Tuesday, June 26, 2007
David Mendelsohn - The Complexity Of Simplicity
David Mendelsohn is modern photography's John Henry, locked in a battle to keep image processing from completely dominating the creative process of taking a picture
IMAGES 1 & 2: “These images show the before and after of painting the iron and the board, simply a matter of using a flathead screwdriver and a butter knife to pry the thing apart and spray paint the pieces,” says David Mendelsohn.
“As I count them, 10 elements were deconstructed. Two coats of spray paint and a little five-minute epoxy later, and our model was out of makeup and ready to roll.”
IMAGE 3: A complicated rig of monofilament line, spray paint, spring clips and gaffer's tape puts the algorithmic complexities of Photoshop to shame. “To my mind, surrealism has nothing to do with the amount of information within any given frame. Rather, the school is charged with conveying a dreamlike state. Often, dreams influence my images, but it's nothing that was remotely intentional. It's just the way I see things.”
IMAGE 4: PT Sullivan, Mendelsohn's esteemed assistant, hangs the “unit,” as it came to be called, on a monofilament line. Mendelsohn's well-used Bogen tripods offered the support and anchoring for the iron, giving the iron, despite the stasis, a feel of being thrown through the air.
IMAGE 5: The paparazzi hounded Mendelsohn and Sullivan throughout the production. To get the lighting they needed, Mendelsohn powered strobes off of a voltage inverter, clipped to the battery of his Jeep®. They used a brick leaned against the accelerator pad to inch up the engine's RPMs.
IMAGE 6: “We shot some variations with the ironing board, but it was only there as a potential prop, to be used if we had time.” The most intensive aspect to the shoot was waiting for a sky full of the right clouds. And Mendelsohn needed to shoot in an area unfettered by distracting trees or background.
IMAGE 7: The twirling electrical tail of the iron intensifies the illusion of gravitational pull and velocity. “The wire took a little bit more thought. I needed to find something that would have memory enough to retain the coiled look once in place. After a few low-tech failures, I pulled the cable from the back of the office television. After some more paint, we wrapped it around an aluminum can, applied a heat gun, and bingo! We were in business.”
IMAGE 8: Small changes can make a big difference in design. Moving an object in Photoshop may give correct placement, but the subtleties of shading, dimension and presence aren't as easy to manipulate. “To my eye, the difference is pretty distinct. One fails while the other succeeds. It's a visceral reaction, and I suppose I really can't define why, but objects in space feel more comfortable closer to the bottom of a frame.”

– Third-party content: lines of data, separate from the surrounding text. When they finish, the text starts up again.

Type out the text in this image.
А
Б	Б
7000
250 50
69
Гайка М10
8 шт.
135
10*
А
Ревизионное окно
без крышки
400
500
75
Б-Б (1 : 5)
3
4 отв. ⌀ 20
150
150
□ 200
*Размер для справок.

FINISHED IMAGE: “Flying Iron”—the final horizontal image and its real-world feel. “I think that the simplest images are the most powerful. I just enjoy making the process fairly easy. I gravitate toward the crisp and clean, and I tend to redecorate the world with a minimalist's compulsion. I subtract rather than add, and that tendency has definitely been carried over to my workflow.”